Beispielsweise spielt die Qualitätsdimension 'Nicht-Diskriminierung' bei einer KI zur Optimierung der Stromverteilung potenziell eine untergeordnete Rolle, da die Entscheidungen auf technischen Parametern basieren. Hier rückt die Qualitätsdimension 'Verlässlichkeit' dafür stärker in den Fokus: die Entscheidungen der KI müssen konsistent zu den korrekten Resultaten führen, damit Betreiber und Regulierungsbehörden sichergehen können, dass die Energieversorgung gewährleistet ist.
2. Wie wird der Standard prüfbar?
2.1 — Der Prüfkriterienkatalog übersetzt abstrakte Qualitätsdimensionen in messbare Größen
Im Kontext der entstehenden KI-Regulierung und Standardisierung sind im europäischen und deutschen Raum eine Reihe von (Kriterien-)Katalogen und Standards zur KI-Vertrauenswürdigkeit veröffentlicht worden. Diese basieren größtenteils auf den Ergebnissen der HEG-KI. Der Prüfkriterienkatalog der MISSION KI stützt sich insbesondere auf zwei Quellen:
Details zum Prüfkriterienkatalog
Um die Prüfbarkeit nach dem MISSION KI Qualitätsstandard zu ermöglichen, wurden die sechs abstrakten Qualitätsdimensionen in ein strukturiertes Prüfverfahren übersetzt, basierend auf dem sogenannten „VCIO“-Ansatz (englisch: Values – Criteria – Indicators – Observables). Dieser gliedert sich in mehrere Ebenen: Die Qualitätsdimensionen (Values) bilden das Fundament, auf dem konkrete Kriterien (Criteria) aufbauen. Zur Bewertung dieser Kriterien dienen Indikatoren (Indicators) und messbare Größen (Observables). Anhand dieser Struktur wird der Erfüllungsgrad jeder Qualitätsdimension systematisch ermittelt. Diese Methodik gewährleistet eine modulare und nachvollziehbare Bewertung.

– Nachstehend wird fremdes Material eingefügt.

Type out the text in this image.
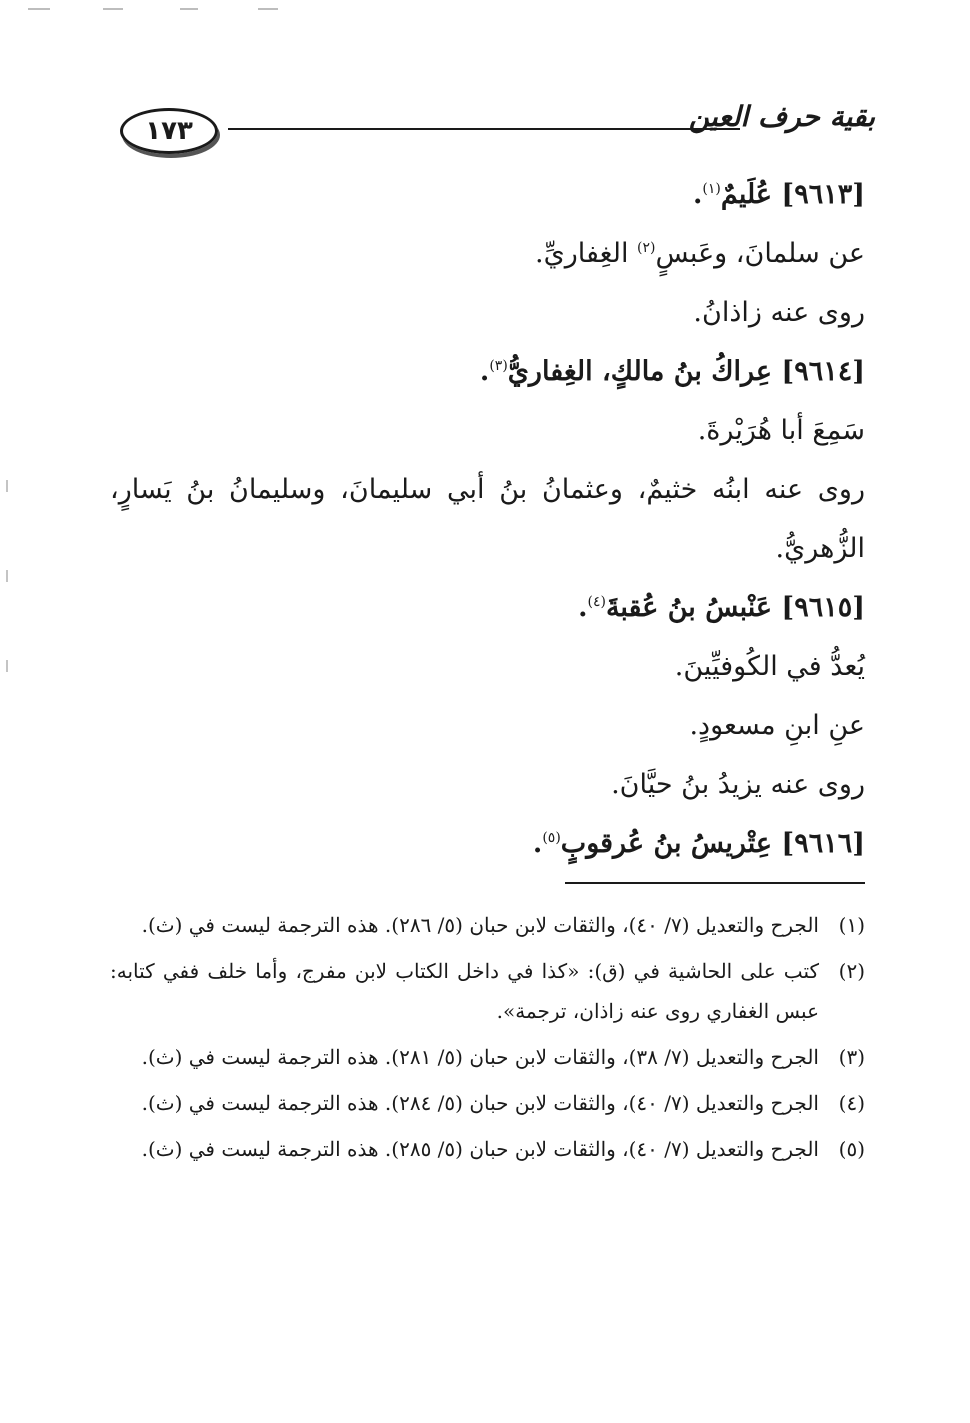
١٧٣	بقية حرف العين
[٩٦١٣] عُلَيمٌ$^{(١)}$.
عن سلمانَ، وعَبسٍ$^{(٢)}$ الغِفاريِّ.
روى عنه زاذانُ.
[٩٦١٤] عِراكُ بنُ مالكٍ، الغِفاريُّ$^{(٣)}$.
سَمِعَ أبا هُرَيْرةَ.
روى عنه ابنُه خثيمٌ، وعثمانُ بنُ أبي سليمانَ، وسليمانُ بنُ يَسارٍ، الزُّهريُّ.
[٩٦١٥] عَنْبسُ بنُ عُقبةَ$^{(٤)}$.
يُعدُّ في الكُوفيِّينَ.
عنِ ابنِ مسعودٍ.
روى عنه يزيدُ بنُ حيَّانَ.
[٩٦١٦] عِتْريسُ بنُ عُرقوبٍ$^{(٥)}$.
(١)
الجرح والتعديل (٧/ ٤٠)، والثقات لابن حبان (٥/ ٢٨٦). هذه الترجمة ليست في (ث).
(٢)
كتب على الحاشية في (ق): «كذا في داخل الكتاب لابن مفرج، وأما خلف ففي كتابه: عبس الغفاري روى عنه زاذان، ترجمة».
(٣)
الجرح والتعديل (٧/ ٣٨)، والثقات لابن حبان (٥/ ٢٨١). هذه الترجمة ليست في (ث).
(٤)
الجرح والتعديل (٧/ ٤٠)، والثقات لابن حبان (٥/ ٢٨٤). هذه الترجمة ليست في (ث).
(٥)
الجرح والتعديل (٧/ ٤٠)، والثقات لابن حبان (٥/ ٢٨٥). هذه الترجمة ليست في (ث).
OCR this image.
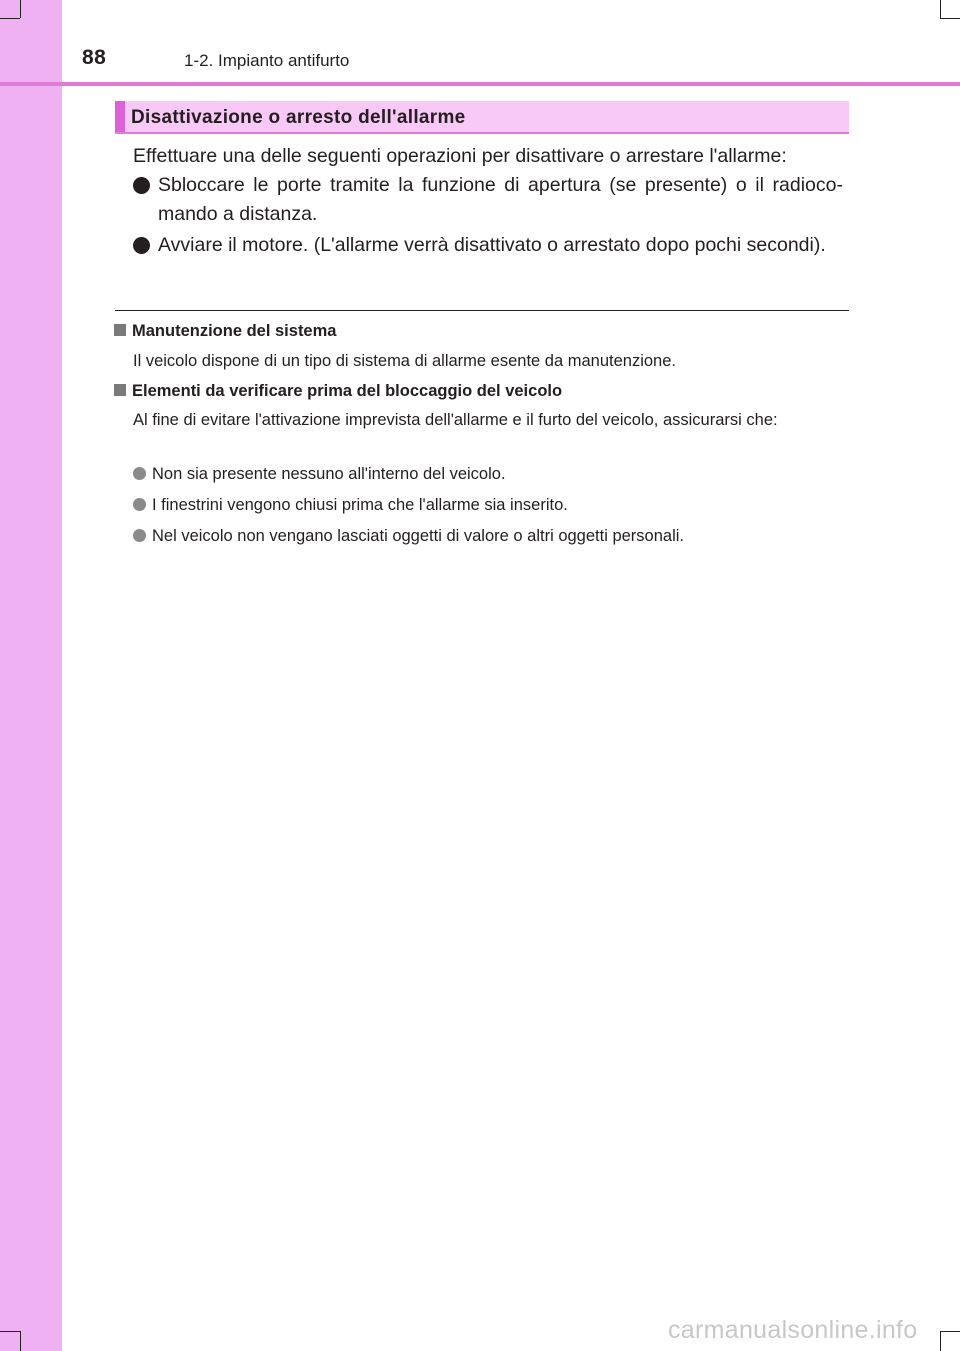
88	1-2. Impianto antifurto
Disattivazione o arresto dell'allarme
Effettuare una delle seguenti operazioni per disattivare o arrestare l'allarme:
Sbloccare le porte tramite la funzione di apertura (se presente) o il radioco-mando a distanza.
Avviare il motore. (L'allarme verrà disattivato o arrestato dopo pochi secondi).
Manutenzione del sistema
Il veicolo dispone di un tipo di sistema di allarme esente da manutenzione.
Elementi da verificare prima del bloccaggio del veicolo
Al fine di evitare l'attivazione imprevista dell'allarme e il furto del veicolo, assicurarsi che:
Non sia presente nessuno all'interno del veicolo.
I finestrini vengono chiusi prima che l'allarme sia inserito.
Nel veicolo non vengano lasciati oggetti di valore o altri oggetti personali.
carmanualsonline.info
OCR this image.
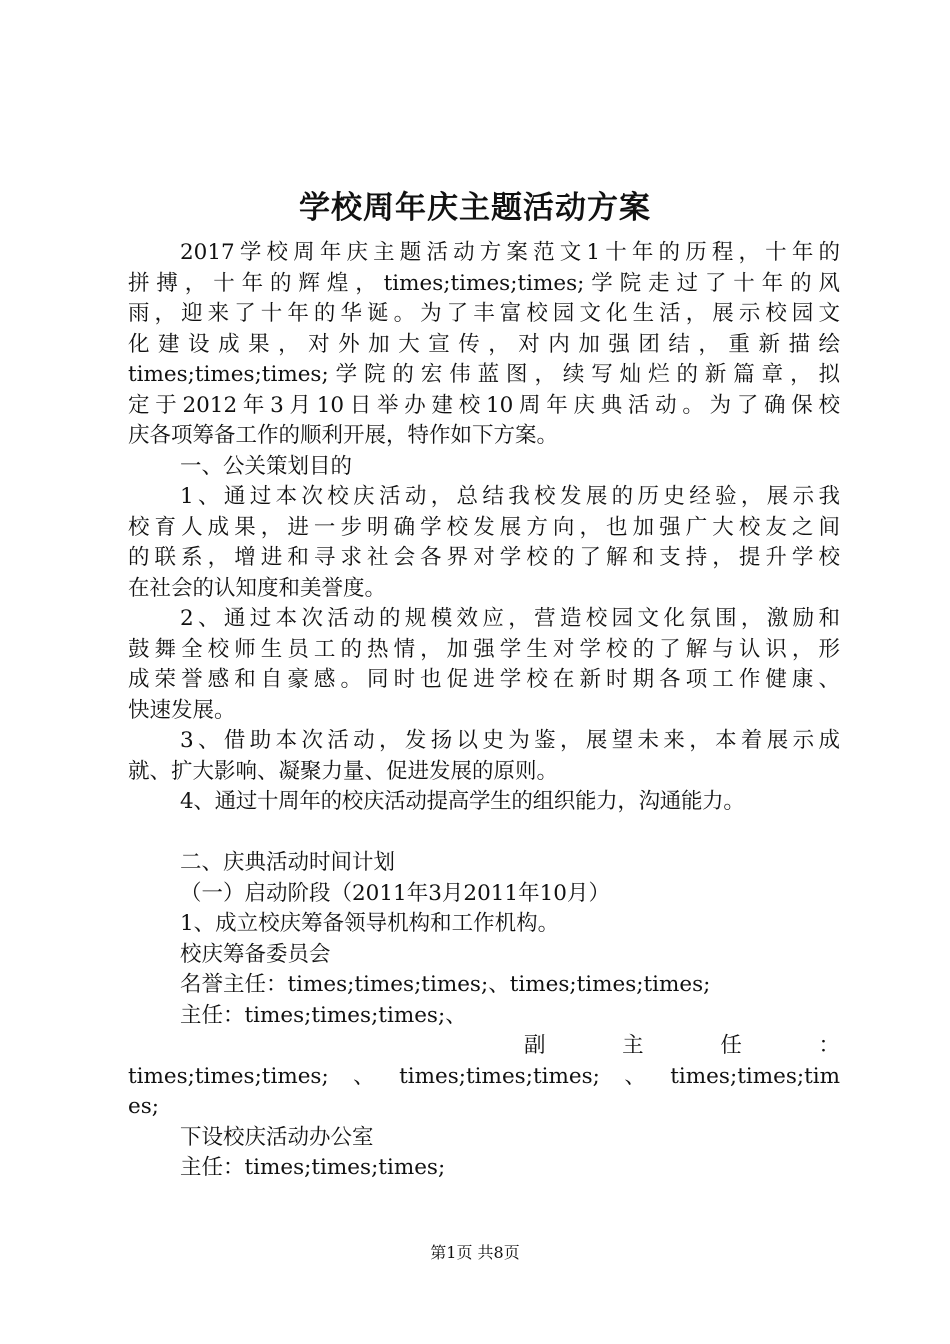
学校周年庆主题活动方案
2017学校周年庆主题活动方案范文1十年的历程，十年的
拼搏，十年的辉煌，times;times;times;学院走过了十年的风
雨，迎来了十年的华诞。为了丰富校园文化生活，展示校园文
化建设成果，对外加大宣传，对内加强团结，重新描绘
times;times;times;学院的宏伟蓝图，续写灿烂的新篇章，拟
定于2012年3月10日举办建校10周年庆典活动。为了确保校
庆各项筹备工作的顺利开展，特作如下方案。
一、公关策划目的
1、通过本次校庆活动，总结我校发展的历史经验，展示我
校育人成果，进一步明确学校发展方向，也加强广大校友之间
的联系，增进和寻求社会各界对学校的了解和支持，提升学校
在社会的认知度和美誉度。
2、通过本次活动的规模效应，营造校园文化氛围，激励和
鼓舞全校师生员工的热情，加强学生对学校的了解与认识，形
成荣誉感和自豪感。同时也促进学校在新时期各项工作健康、
快速发展。
3、借助本次活动，发扬以史为鉴，展望未来，本着展示成
就、扩大影响、凝聚力量、促进发展的原则。
4、通过十周年的校庆活动提高学生的组织能力，沟通能力。
二、庆典活动时间计划
（一）启动阶段（2011年3月2011年10月）
1、成立校庆筹备领导机构和工作机构。
校庆筹备委员会
名誉主任：times;times;times;、times;times;times;
主任：times;times;times;、
副主任：
times;times;times;、times;times;times;、times;times;tim
es;
下设校庆活动办公室
主任：times;times;times;
第1页 共8页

Zusätzlich werden Prüfwerkzeuge entwickelt, um die Erfüllung der Observablen zu überprüfen und dadurch die Belastbarkeit des Prüfergebnisses zu erhöhen.
2.2 - Die Bewertung
Am Ende des Prüfprozesses erfolgt eine Gesamtbewertung für jede der sechs definierten Qualitätsdimensionen. Diese Bewertung wird mit dem zuvor ermittelten Schutzbedarf abgeglichen. Ein KI-System besteht die Prüfung, wenn es für jedes Kriterium je Qualitätsdimension das festgelegte Prüfziel erreicht. Dies dokumentiert, dass die Qualitätsmaßnahmen und deren Nachweise den identifizierten Schutzbedarfen in ausreichendem Maße entsprechen.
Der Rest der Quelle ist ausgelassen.